Now I see the following genotypes (last column, column header = "-") at the respective reference-sites:

211: 1/1

212: 0/1

213: 0/1

214: 0/1

211 is where the "N" region starts at the end of the reference. So here he calls the variant 1.

But from position 215 onwards he starts to call 0/0 (which is reference which is "N") until the end.

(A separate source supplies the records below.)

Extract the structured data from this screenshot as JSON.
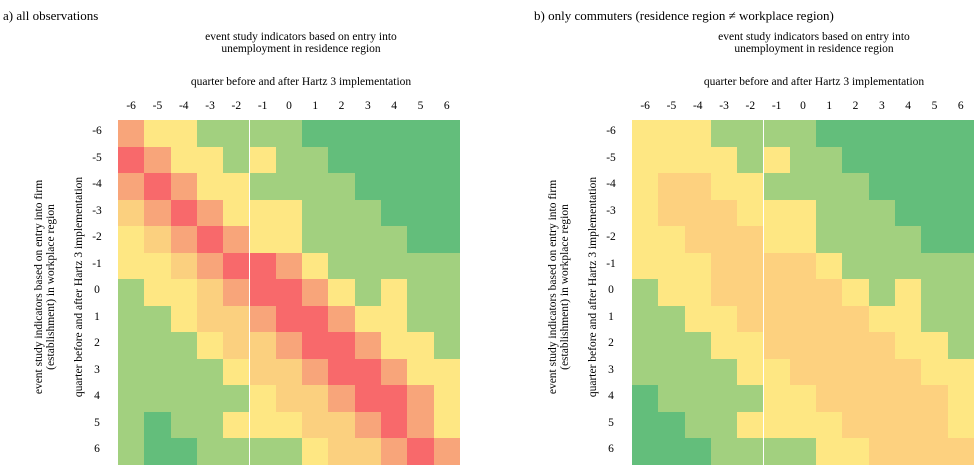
{
  "colors": {
    "0": "#63be7b",
    "1": "#a2d07f",
    "2": "#fee783",
    "3": "#fbd07f",
    "4": "#f8a57a",
    "5": "#f8696b",
    "6": "#fcb279",
    "7": "#fdd17f"
  },
  "chart_data": [
    {
      "type": "heatmap",
      "title": "a) all observations",
      "xlabel": "event study indicators based on entry into unemployment in residence region",
      "xsub": "quarter before and after Hartz 3 implementation",
      "ylabel": "event study indicators based on entry into firm (establishment) in workplace region",
      "ysub": "quarter before and after Hartz 3 implementation",
      "x": [
        "-6",
        "-5",
        "-4",
        "-3",
        "-2",
        "-1",
        "0",
        "1",
        "2",
        "3",
        "4",
        "5",
        "6"
      ],
      "y": [
        "-6",
        "-5",
        "-4",
        "-3",
        "-2",
        "-1",
        "0",
        "1",
        "2",
        "3",
        "4",
        "5",
        "6"
      ],
      "legend": "none",
      "matrix": [
        [
          4,
          2,
          2,
          1,
          1,
          1,
          1,
          0,
          0,
          0,
          0,
          0,
          0
        ],
        [
          5,
          4,
          2,
          2,
          1,
          2,
          1,
          1,
          0,
          0,
          0,
          0,
          0
        ],
        [
          4,
          5,
          4,
          2,
          2,
          1,
          1,
          1,
          1,
          0,
          0,
          0,
          0
        ],
        [
          3,
          4,
          5,
          4,
          2,
          2,
          2,
          1,
          1,
          1,
          0,
          0,
          0
        ],
        [
          2,
          3,
          4,
          5,
          4,
          2,
          2,
          1,
          1,
          1,
          1,
          0,
          0
        ],
        [
          2,
          2,
          3,
          4,
          5,
          5,
          4,
          2,
          1,
          1,
          1,
          1,
          1
        ],
        [
          1,
          2,
          2,
          3,
          4,
          5,
          5,
          4,
          2,
          1,
          2,
          1,
          1
        ],
        [
          1,
          1,
          2,
          3,
          3,
          4,
          5,
          5,
          4,
          2,
          2,
          1,
          1
        ],
        [
          1,
          1,
          1,
          2,
          3,
          3,
          4,
          5,
          5,
          4,
          2,
          2,
          1
        ],
        [
          1,
          1,
          1,
          1,
          2,
          3,
          3,
          4,
          5,
          5,
          4,
          2,
          2
        ],
        [
          1,
          1,
          1,
          1,
          1,
          2,
          3,
          3,
          4,
          5,
          5,
          4,
          2
        ],
        [
          1,
          0,
          1,
          1,
          2,
          2,
          2,
          3,
          3,
          4,
          5,
          4,
          2
        ],
        [
          1,
          0,
          0,
          1,
          1,
          1,
          1,
          2,
          3,
          3,
          4,
          5,
          4
        ]
      ]
    },
    {
      "type": "heatmap",
      "title": "b) only commuters (residence region ≠ workplace region)",
      "xlabel": "event study indicators based on entry into unemployment in residence region",
      "xsub": "quarter before and after Hartz 3 implementation",
      "ylabel": "event study indicators based on entry into firm (establishment) in workplace region",
      "ysub": "quarter before and after Hartz 3 implementation",
      "x": [
        "-6",
        "-5",
        "-4",
        "-3",
        "-2",
        "-1",
        "0",
        "1",
        "2",
        "3",
        "4",
        "5",
        "6"
      ],
      "y": [
        "-6",
        "-5",
        "-4",
        "-3",
        "-2",
        "-1",
        "0",
        "1",
        "2",
        "3",
        "4",
        "5",
        "6"
      ],
      "legend": "none",
      "matrix": [
        [
          2,
          2,
          2,
          1,
          1,
          1,
          1,
          0,
          0,
          0,
          0,
          0,
          0
        ],
        [
          2,
          2,
          2,
          2,
          1,
          2,
          1,
          1,
          0,
          0,
          0,
          0,
          0
        ],
        [
          2,
          7,
          7,
          2,
          2,
          1,
          1,
          1,
          1,
          0,
          0,
          0,
          0
        ],
        [
          2,
          7,
          7,
          7,
          2,
          2,
          2,
          1,
          1,
          1,
          0,
          0,
          0
        ],
        [
          2,
          2,
          7,
          7,
          7,
          2,
          2,
          1,
          1,
          1,
          1,
          0,
          0
        ],
        [
          2,
          2,
          2,
          7,
          7,
          7,
          7,
          2,
          1,
          1,
          1,
          1,
          1
        ],
        [
          1,
          2,
          2,
          7,
          7,
          7,
          7,
          7,
          2,
          1,
          2,
          1,
          1
        ],
        [
          1,
          1,
          2,
          2,
          7,
          7,
          7,
          7,
          7,
          2,
          2,
          1,
          1
        ],
        [
          1,
          1,
          1,
          2,
          2,
          7,
          7,
          7,
          7,
          7,
          2,
          2,
          1
        ],
        [
          1,
          1,
          1,
          1,
          2,
          2,
          7,
          7,
          7,
          7,
          7,
          2,
          2
        ],
        [
          0,
          1,
          1,
          1,
          1,
          2,
          2,
          7,
          7,
          7,
          7,
          7,
          2
        ],
        [
          0,
          0,
          1,
          1,
          2,
          2,
          2,
          2,
          7,
          7,
          7,
          7,
          2
        ],
        [
          0,
          0,
          0,
          1,
          1,
          1,
          1,
          2,
          2,
          7,
          7,
          7,
          7
        ]
      ]
    }
  ]
}
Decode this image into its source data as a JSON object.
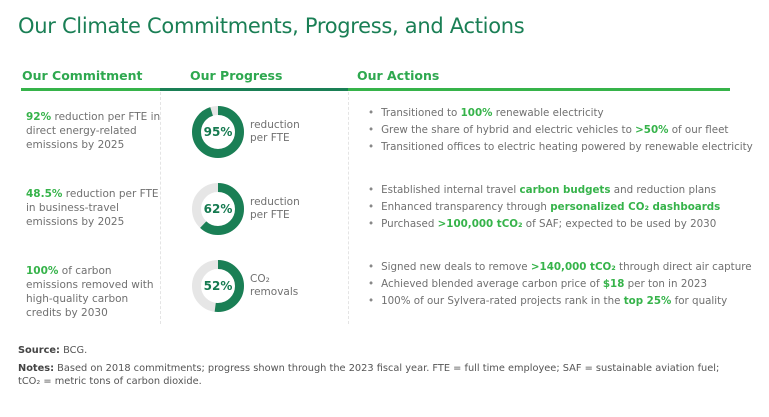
{
  "title": "Our Climate Commitments, Progress, and Actions",
  "headers": {
    "commitment": "Our Commitment",
    "progress": "Our Progress",
    "actions": "Our Actions"
  },
  "colors": {
    "dark_green": "#1a7f55",
    "bright_green": "#36b34a",
    "track": "#e6e6e6"
  },
  "rows": [
    {
      "commitment": [
        {
          "t": "92%",
          "b": true
        },
        {
          "t": " reduction per FTE in direct energy-related emissions by 2025",
          "b": false
        }
      ],
      "progress_value": 95,
      "progress_text": "95%",
      "progress_label": "reduction per FTE",
      "actions": [
        [
          {
            "t": "Transitioned to ",
            "b": false
          },
          {
            "t": "100%",
            "b": true
          },
          {
            "t": " renewable electricity",
            "b": false
          }
        ],
        [
          {
            "t": "Grew the share of hybrid and electric vehicles to ",
            "b": false
          },
          {
            "t": ">50%",
            "b": true
          },
          {
            "t": " of our fleet",
            "b": false
          }
        ],
        [
          {
            "t": "Transitioned offices to electric heating powered by renewable electricity",
            "b": false
          }
        ]
      ]
    },
    {
      "commitment": [
        {
          "t": "48.5%",
          "b": true
        },
        {
          "t": " reduction per FTE in business-travel emissions by 2025",
          "b": false
        }
      ],
      "progress_value": 62,
      "progress_text": "62%",
      "progress_label": "reduction per FTE",
      "actions": [
        [
          {
            "t": "Established internal travel ",
            "b": false
          },
          {
            "t": "carbon budgets",
            "b": true
          },
          {
            "t": " and reduction plans",
            "b": false
          }
        ],
        [
          {
            "t": "Enhanced transparency through ",
            "b": false
          },
          {
            "t": "personalized CO₂ dashboards",
            "b": true
          }
        ],
        [
          {
            "t": "Purchased ",
            "b": false
          },
          {
            "t": ">100,000 tCO₂",
            "b": true
          },
          {
            "t": " of SAF; expected to be used by 2030",
            "b": false
          }
        ]
      ]
    },
    {
      "commitment": [
        {
          "t": "100%",
          "b": true
        },
        {
          "t": " of carbon emissions removed with high-quality carbon credits by 2030",
          "b": false
        }
      ],
      "progress_value": 52,
      "progress_text": "52%",
      "progress_label": "CO₂ removals",
      "actions": [
        [
          {
            "t": "Signed new deals to remove ",
            "b": false
          },
          {
            "t": ">140,000 tCO₂",
            "b": true
          },
          {
            "t": " through direct air capture",
            "b": false
          }
        ],
        [
          {
            "t": "Achieved blended average carbon price of ",
            "b": false
          },
          {
            "t": "$18",
            "b": true
          },
          {
            "t": " per ton in 2023",
            "b": false
          }
        ],
        [
          {
            "t": "100% of our Sylvera-rated projects rank in the ",
            "b": false
          },
          {
            "t": "top 25%",
            "b": true
          },
          {
            "t": " for quality",
            "b": false
          }
        ]
      ]
    }
  ],
  "footer": {
    "source_label": "Source:",
    "source": " BCG.",
    "notes_label": "Notes:",
    "notes": " Based on 2018 commitments; progress shown through the 2023 fiscal year. FTE = full time employee; SAF = sustainable aviation fuel; tCO₂ = metric tons of carbon dioxide."
  }
}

But positions 215 until end vs positions 211-214 share the same condition: reference is "N" and there is one read (namely "right1") that covers the position. Why does he make different decisions when the conditions are the same?